My dad never took care of himself. He was a great trucker, winning several safe driver awards for many years. However, he did make the local news once in Denver or some other Colorado city because he had a chemical leak on his truck and it created a stench throughout the city (it was nontoxic). But he didn’t take care of himself. Around 1995 or 1996, he suffered an ocular stroke and went partially blind in one eye, which meant his truck driving days were over. He was never the same after that. He bounced around doing odd jobs like security jobs or retail night stocking jobs after that, but his heart was never in them and he would eventually quit them. He developed diabetes bad enough that he had to go on dialysis two times per week and I think near the end, he had just given up.

While Laura and I were having our own rough time in Savannah, I got a call from my mom on February 26, 1992, stating that she had found my dad on the floor of the bedroom unconscious, that he was in the hospital, and that they didn’t think he would make. I made arrangements to get an emergency flight from Savannah to Houston the next day and my mom and I saw my dad. He was connected to a ventilator and showed little signs of life. She talked to his doctor who said that there wasn’t anything that could be done for him. So, the next morning, we went back to the hospital, my mom did all of the necessary paperwork, and he was taken off life support. He apparently was ready because he only lasted about 20 minutes before he succumbed to what appeared to be a diabetic coma. He was actually the first person I would see die, and it was eerily similar to the way Laura would pass 17 years later. I think about this a lot because he was 59 years old when he died and I am 58 right now. Since then, all three of my dad’s sisters have passed away as well, the last being my aunt Judy in 2018.

I think I have a mental block when it comes to my real parentage. A couple of months after my dad died, I had to go back to Texas to take care of my mom because she had her own health problems to deal with. One day, we were in her car driving around close to her neighborhood when we passed a billboard that was advertising the name of a new subdivision that was being built in the area. She chuckled when she saw the sign, and I asked her why. She said that the subdivision has the same name as your real father’s last name. I looked at it, asked her a couple of questions, and made a mental note.

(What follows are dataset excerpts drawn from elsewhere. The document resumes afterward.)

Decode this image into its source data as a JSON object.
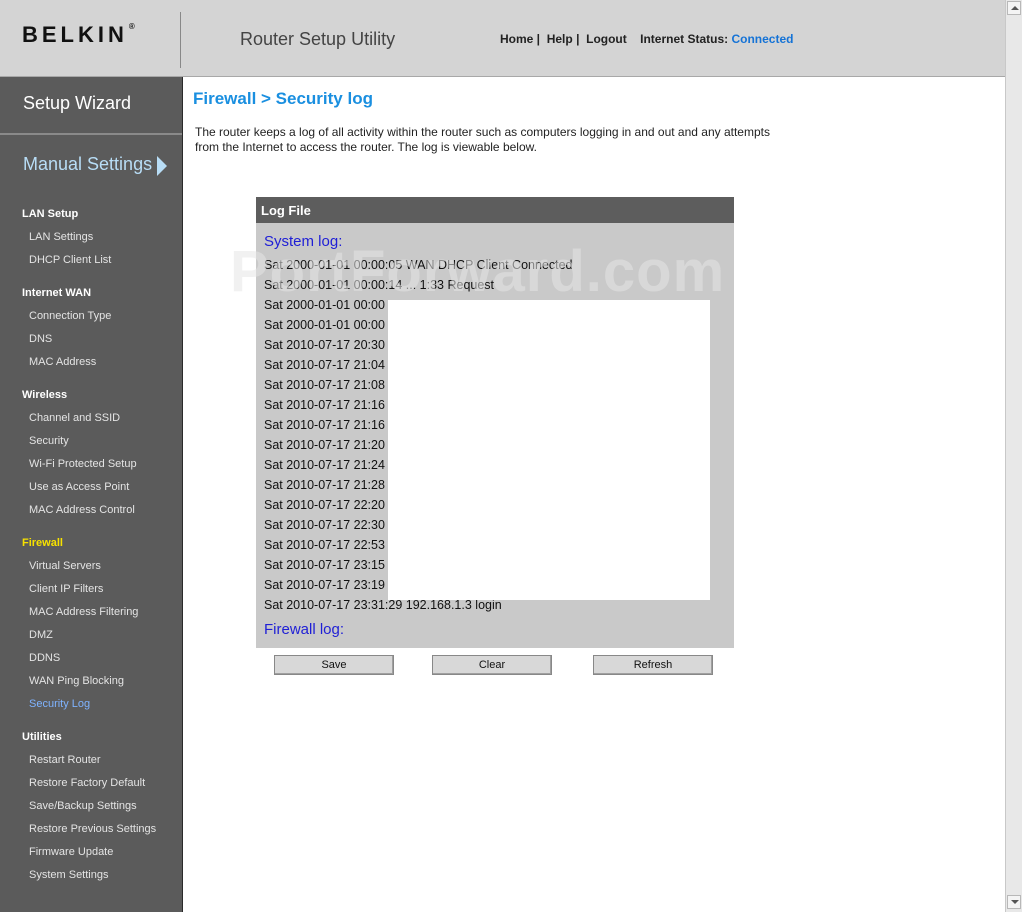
{
  "header": {
    "logo": "BELKIN",
    "logo_mark": "®",
    "utility_title": "Router Setup Utility",
    "links": [
      "Home",
      "Help",
      "Logout"
    ],
    "status_label": "Internet Status:",
    "status_value": "Connected",
    "status_color": "#1573d6"
  },
  "sidebar": {
    "wizard": "Setup Wizard",
    "manual": "Manual Settings",
    "sections": [
      {
        "title": "LAN Setup",
        "items": [
          "LAN Settings",
          "DHCP Client List"
        ]
      },
      {
        "title": "Internet WAN",
        "items": [
          "Connection Type",
          "DNS",
          "MAC Address"
        ]
      },
      {
        "title": "Wireless",
        "items": [
          "Channel and SSID",
          "Security",
          "Wi-Fi Protected Setup",
          "Use as Access Point",
          "MAC Address Control"
        ]
      },
      {
        "title": "Firewall",
        "items": [
          "Virtual Servers",
          "Client IP Filters",
          "MAC Address Filtering",
          "DMZ",
          "DDNS",
          "WAN Ping Blocking",
          "Security Log"
        ]
      },
      {
        "title": "Utilities",
        "items": [
          "Restart Router",
          "Restore Factory Default",
          "Save/Backup Settings",
          "Restore Previous Settings",
          "Firmware Update",
          "System Settings"
        ]
      }
    ],
    "active_section": "Firewall",
    "current_item": "Security Log",
    "active_color": "#f7e100",
    "current_color": "#7fb3ff"
  },
  "main": {
    "title": "Firewall > Security log",
    "intro": "The router keeps a log of all activity within the router such as computers logging in and out and any attempts from the Internet to access the router. The log is viewable below.",
    "log_panel": {
      "header": "Log File",
      "system_log_label": "System log:",
      "lines": [
        "Sat 2000-01-01 00:00:05 WAN DHCP Client Connected",
        "Sat 2000-01-01 00:00:14 ... 1:33 Request",
        "Sat 2000-01-01 00:00",
        "Sat 2000-01-01 00:00",
        "Sat 2010-07-17 20:30",
        "Sat 2010-07-17 21:04",
        "Sat 2010-07-17 21:08",
        "Sat 2010-07-17 21:16",
        "Sat 2010-07-17 21:16",
        "Sat 2010-07-17 21:20",
        "Sat 2010-07-17 21:24",
        "Sat 2010-07-17 21:28",
        "Sat 2010-07-17 22:20",
        "Sat 2010-07-17 22:30",
        "Sat 2010-07-17 22:53",
        "Sat 2010-07-17 23:15",
        "Sat 2010-07-17 23:19",
        "Sat 2010-07-17 23:31:29 192.168.1.3 login"
      ],
      "firewall_log_label": "Firewall log:"
    },
    "buttons": {
      "save": "Save",
      "clear": "Clear",
      "refresh": "Refresh"
    },
    "watermark": "PortForward.com"
  }
}
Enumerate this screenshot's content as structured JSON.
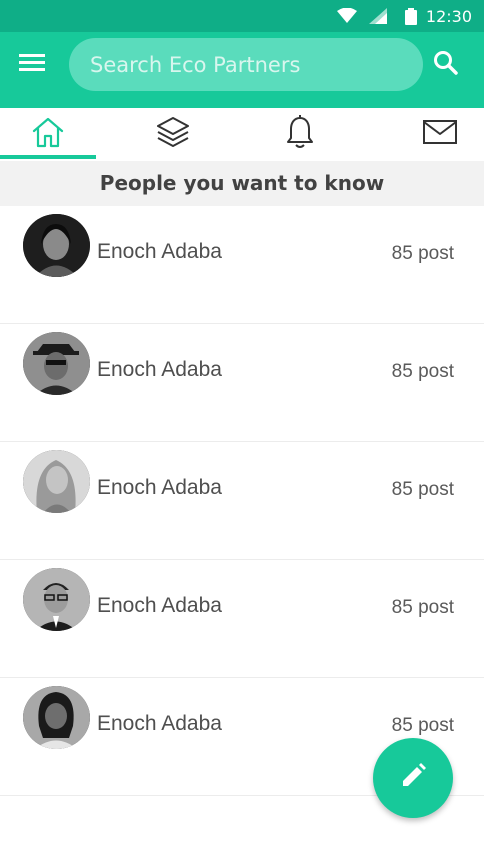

And promptly forgot it. I had meant to ask her about it several times years later but never got around to it. Then, I meant to ask my Aunt Nora about it and, again, never got around to it. Maybe I don’t want to know. I know a little. I know he was older than my mom, was not a student at the high school she went to and was bad news. I remember one of them – possibly my aunt Nora – telling me that he went to prison at Jackson State Penitentiary for something bad. But, again, I never followed upon it. Maybe I should. I know all of the health issues on my mom’s side of the family, but what of his side? Do I get the vitiligo I have from his side? My baldness? Maybe I should do one of those ancestry check things, although I am not sure it would even work with my messed-up birth certificate.

Maybe it’s because I don’t really need to. Flawed as he was, Bill Baker was a good dad to me. I’ve had a lot of messed-up things happen in my life and could have turned out differently. But I think because I had him as my father figure, I ended up exactly where I needed to be. I just wish I had more people to share it with.